Avant toutes utilisations de médicaments, la femme enceinte doit en informer son médecin ou en discuter avec le pharmacien. Gynécologues-obstétriciens, médecins ou sages-femmes sont parfaitement en mesure de conseiller au mieux la future maman.

Même si l’information est présente sur les boîtes des médicaments, certaines précautions sont à prendre en compte selon les antécédents des patientes. Un faisceaux de facteurs médicaux convergent vers la médication la plus adaptée et la moins risquée.

Le mieux consiste donc à faire preuve de transparence envers son médecin ou le pharmacien. Il doit connaître votre état pour vous orienter vers le médicament qui engendre le moins de risques possibles pour votre santé ou celle de votre enfant.

De même, prévoir l’arrivée d’un bébé doit se faire en concertation avec le médecin si la femme enceinte est suivie et sous traitement.

L’utilisation quotidienne de médicaments sur une période prolongée laisse des traces dans l’organisme. Leurs effets peuvent parfois mettre jusqu’à 1 an avant d’être totalement résorbés. Il est bon d’attendre le laps de temps requis par le médecin avant de concevoir un enfant.

Informer son praticien

Si l’automédication a été pratiquée, il faut en informer son médecin. Cette information est capitale pour éviter tous risques sur la santé du bébé.

La femme enceinte peut, selon le cas et les médicaments utilisés, être suivie plus assidûment par son praticien pour prévenir d’éventuelles complications, qui, détectées trop tard, se révèleraient irrémédiables.

Parfois, les futures mamans découvrent leurs grossesses au bout du 2e ou 3e mois. Durant ce laps de temps, si un traitement ou des médicaments ont été pris, il est important d’en informer son médecin.

Les médecines alternatives et naturelles

Heureusement, certains maux sont atténués par la pratique de médecine alternatives, dites douces, comme l’acupuncture ou la sophrologie.

Des médecins homéopathes peuvent également prescrire des remèdes plus naturels pour les futures mamans.

Quand la femme enceinte souffre d’un rhume ou d’une toux, les médicaments conventionnels sont fortement contre-indiqués. Le lavage de nez à base d’eau de mer et l’homéopathie peuvent les soulager.

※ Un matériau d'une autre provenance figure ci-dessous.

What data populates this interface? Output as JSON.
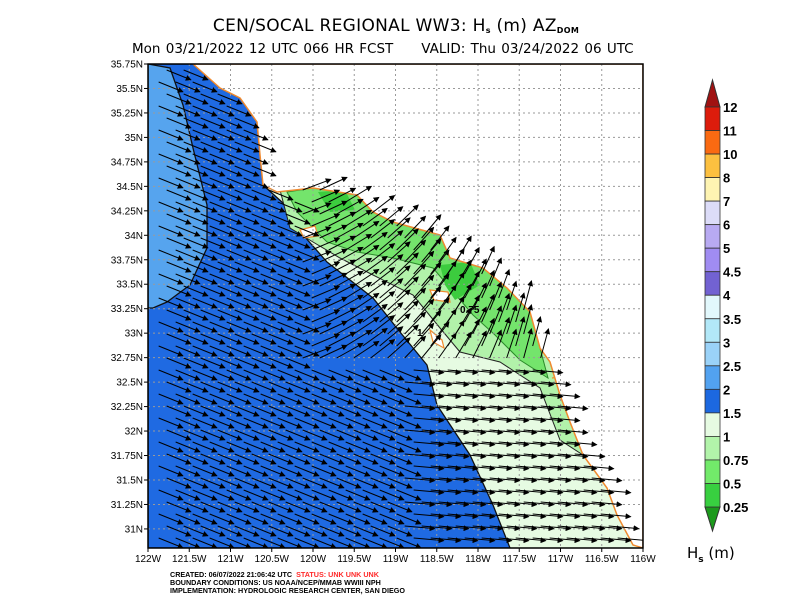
{
  "header": {
    "title_main": "CEN/SOCAL REGIONAL WW3: H",
    "title_sub_s": "s",
    "title_tail": " (m) AZ",
    "title_sub_dom": "DOM",
    "cycle": "Mon 03/21/2022 12 UTC 066 HR FCST",
    "valid": "VALID: Thu 03/24/2022 06 UTC"
  },
  "map": {
    "lat_labels": [
      "35.75N",
      "35.5N",
      "35.25N",
      "35N",
      "34.75N",
      "34.5N",
      "34.25N",
      "34N",
      "33.75N",
      "33.5N",
      "33.25N",
      "33N",
      "32.75N",
      "32.5N",
      "32.25N",
      "32N",
      "31.75N",
      "31.5N",
      "31.25N",
      "31N"
    ],
    "lon_labels": [
      "122W",
      "121.5W",
      "121W",
      "120.5W",
      "120W",
      "119.5W",
      "119W",
      "118.5W",
      "118W",
      "117.5W",
      "117W",
      "116.5W",
      "116W"
    ],
    "contour_labels": [
      "1",
      "0.75"
    ],
    "colors": {
      "land": "#ffffff",
      "hs_2_2_5": "#56a4ee",
      "hs_1_5_2": "#1f6ae2",
      "hs_1_1_5": "#e6fbe2",
      "hs_0_75_1": "#b2f2aa",
      "hs_0_5_0_75": "#74e46c",
      "hs_0_25_0_5": "#3ccc3e",
      "coast": "#f08a30"
    }
  },
  "colorbar": {
    "labels": [
      "12",
      "11",
      "10",
      "8",
      "7",
      "6",
      "5",
      "4.5",
      "4",
      "3.5",
      "3",
      "2.5",
      "2",
      "1.5",
      "1",
      "0.75",
      "0.5",
      "0.25"
    ],
    "colors": [
      "#dc1c0c",
      "#fa6a12",
      "#fcc040",
      "#fef4b2",
      "#dcdcf8",
      "#b8aaf2",
      "#a08cf2",
      "#7262d2",
      "#e2f8fc",
      "#b2e8f8",
      "#9ad2f8",
      "#52a2f0",
      "#1c68e0",
      "#e6fbe2",
      "#b2f4aa",
      "#72ea6a",
      "#38d040"
    ],
    "over_color": "#a01212",
    "under_color": "#1c9a1c",
    "units_main": "H",
    "units_sub": "s",
    "units_tail": " (m)"
  },
  "footer": {
    "created": "CREATED: 06/07/2022 21:06:42 UTC",
    "status": "STATUS: UNK UNK UNK",
    "boundary": "BOUNDARY CONDITIONS: US NOAA/NCEP/MMAB WWIII NPH",
    "implementation": "IMPLEMENTATION: HYDROLOGIC RESEARCH CENTER, SAN DIEGO"
  }
}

Certains traitements homéopathiques s’avèrent efficaces pour calmer les nausées ou améliorer le transit chez la femme enceinte.

Pour calmer les angoisses et améliorer la qualité du sommeil, les tisanes de camomille, tilleul et valériane sont connues pour leurs bienfaits apaisantes et relaxantes.

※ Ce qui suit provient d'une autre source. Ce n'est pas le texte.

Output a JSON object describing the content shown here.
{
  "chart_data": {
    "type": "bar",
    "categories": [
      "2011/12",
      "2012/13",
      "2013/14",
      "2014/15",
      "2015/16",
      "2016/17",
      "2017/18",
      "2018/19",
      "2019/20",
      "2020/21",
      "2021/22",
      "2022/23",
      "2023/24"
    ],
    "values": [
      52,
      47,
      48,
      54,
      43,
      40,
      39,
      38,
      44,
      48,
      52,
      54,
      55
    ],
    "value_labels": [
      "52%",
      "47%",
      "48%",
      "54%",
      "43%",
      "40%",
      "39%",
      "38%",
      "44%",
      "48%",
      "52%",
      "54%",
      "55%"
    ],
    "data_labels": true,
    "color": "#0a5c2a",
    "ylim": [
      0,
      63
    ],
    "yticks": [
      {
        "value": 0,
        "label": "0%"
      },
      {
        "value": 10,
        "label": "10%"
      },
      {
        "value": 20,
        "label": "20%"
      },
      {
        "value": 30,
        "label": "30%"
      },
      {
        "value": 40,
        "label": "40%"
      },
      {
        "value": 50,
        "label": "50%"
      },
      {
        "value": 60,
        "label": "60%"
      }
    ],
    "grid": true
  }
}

Certaines sages-femmes utilisent la sophrologie ou le yoga durant la préparation à la naissance. Ces pratiques peuvent apaiser l’anxiété et le mal de dos, sans avoir recours à la médication.

Pour connaître toutes ces options, les futures mamans sont invitées à en discuter avec leur obstétriciens ou leurs sages-femmes.

Même après la grossesse, l'automédication reste déconseillée surtout pour les femmes qui ont fait le choix d'allaiter. L'effet du médicament se retrouve dans le lait maternel. Il est donc essentiel de mesurer de sa dangerosité s'il est absorbé par le bébé.

Parfois, la prise de certains médicaments est possible durant la grossesse mais proscrit durant l'allaitement. Médecins, sages-femmes ou pharmaciens pourront orienter au mieux la jeune maman.